Targeted Population Most people experience their first symptoms of Multiple Sclerosis between the ages of 20 and Although there have been cases of Multiple Sclerosis in young children and elderly adults, symptoms rarely begin before age 15 or after age Whites are more than twice as likely as other races to develop Multiple Sclerosis and women are twice as likely as men to develop MS.

However, among patients who develop the symptoms of Multiple Sclerosis at a later age, the gender ratio is more balanced. Multiple Sclerosis is an autoimmune disease, one in which the body, through its immune system, launches a defensive attack against its own tissues.

In the case of Multiple Sclerosis, it is the myelin sheath that surrounds nerve cells which comes under assault. Such assaults may be associated with a combination of genetic risk and some external trigger, such as viral infection.

Course of Multiple Sclerosis Multiple Sclerosis symptoms tend to evolve. Each of these may be described as mild, moderate or severe.

There may be periods of stability between these attacks that last months or years, during which time there is no disease progression. It defines a type of multiple sclerosis that results in slowly worsening function from the time of disease onset with no distinct relapses nor remissions.

The rate of progression for those with PPMS can change over time, with occasional periods of stability and temporary minor improvements. People with PRMS experience a steady worsening of symptoms from the onset of symptoms with additional attacks that lead to declines in neurological functioning.

An analysis of multiple sclerosis ms as a chronic often disabling disease

There may or may not be some recovery following these attacks, but the disease continues to progress without full remissions. These individuals remain fully functional. However, Multiple Sclerosis is very rarely fatal. Symptoms Multiple Sclerosis symptoms may be mild or severe, of long duration or short, and may appear in various combinations, depending on the part of the nervous system affected.

The main symptoms are:Multiple Sclerosis Multiple Sclerosis (MS) is a chronic, often disabling disease that attacks the central nervous system (CNS). It afflicts young adults.
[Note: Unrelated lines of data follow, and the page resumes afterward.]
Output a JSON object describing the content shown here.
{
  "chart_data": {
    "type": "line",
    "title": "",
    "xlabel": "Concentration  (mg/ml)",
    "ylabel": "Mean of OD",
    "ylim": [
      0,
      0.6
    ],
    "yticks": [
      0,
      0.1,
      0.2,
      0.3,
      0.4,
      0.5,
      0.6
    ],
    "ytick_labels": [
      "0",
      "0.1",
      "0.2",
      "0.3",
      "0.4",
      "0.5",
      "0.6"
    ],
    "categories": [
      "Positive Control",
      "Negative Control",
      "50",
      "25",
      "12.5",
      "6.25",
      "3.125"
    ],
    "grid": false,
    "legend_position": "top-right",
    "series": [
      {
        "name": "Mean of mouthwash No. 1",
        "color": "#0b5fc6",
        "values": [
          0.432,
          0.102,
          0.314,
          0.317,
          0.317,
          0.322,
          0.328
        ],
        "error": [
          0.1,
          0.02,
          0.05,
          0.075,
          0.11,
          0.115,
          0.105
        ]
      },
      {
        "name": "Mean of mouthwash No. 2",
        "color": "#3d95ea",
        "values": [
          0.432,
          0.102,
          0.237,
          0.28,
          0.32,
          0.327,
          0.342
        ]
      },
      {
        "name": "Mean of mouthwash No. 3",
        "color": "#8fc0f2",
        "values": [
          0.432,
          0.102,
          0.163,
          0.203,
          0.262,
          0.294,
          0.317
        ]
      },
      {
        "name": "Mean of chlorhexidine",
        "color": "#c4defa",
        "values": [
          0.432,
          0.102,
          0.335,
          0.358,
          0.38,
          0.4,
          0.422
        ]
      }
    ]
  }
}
Multiple Sclerosis causes inflammation in random areas of the brain, spinal cord and optic nerves.

The inflammation destroys .

An analysis of multiple sclerosis ms as a chronic often disabling disease

7 Understanding Multiple Sclerosis What Is MS? MS is a chronic, often disabling disease that affects the central nervous system (CNS). The CNS consists of the brain, spinal cord. Med Surg 2: Multiple Sclerosis. STUDY. PLAY. What is the etiology of MS? MS is an autoimmune disease characterized by segmental demyelination of nerve fibers of the brain and spinal cord.

Three pathologic processes characterize MS Chronic inflammation Demyelination Gliosis in the CNS. Multiple sclerosis (MS) is a chronic, often disabling disease that affects the central nervous system. Symptoms of multiple sclerosis may be mild, such as numbness . Multiple Sclerosis Multiple Sclerosis, also known as “MS” is a chronic condition where the immune system begins to destroy the myelin sheath that covers the nerves in the body and affects the brain and spinal cord (Mayo Clinic Staff, ).

Multiple sclerosis (MS) is a chronic, disabling disease that affects 2 million people worldwide and is typically diagnosed between ages 20 and Common symptoms that include upper and lower extremity.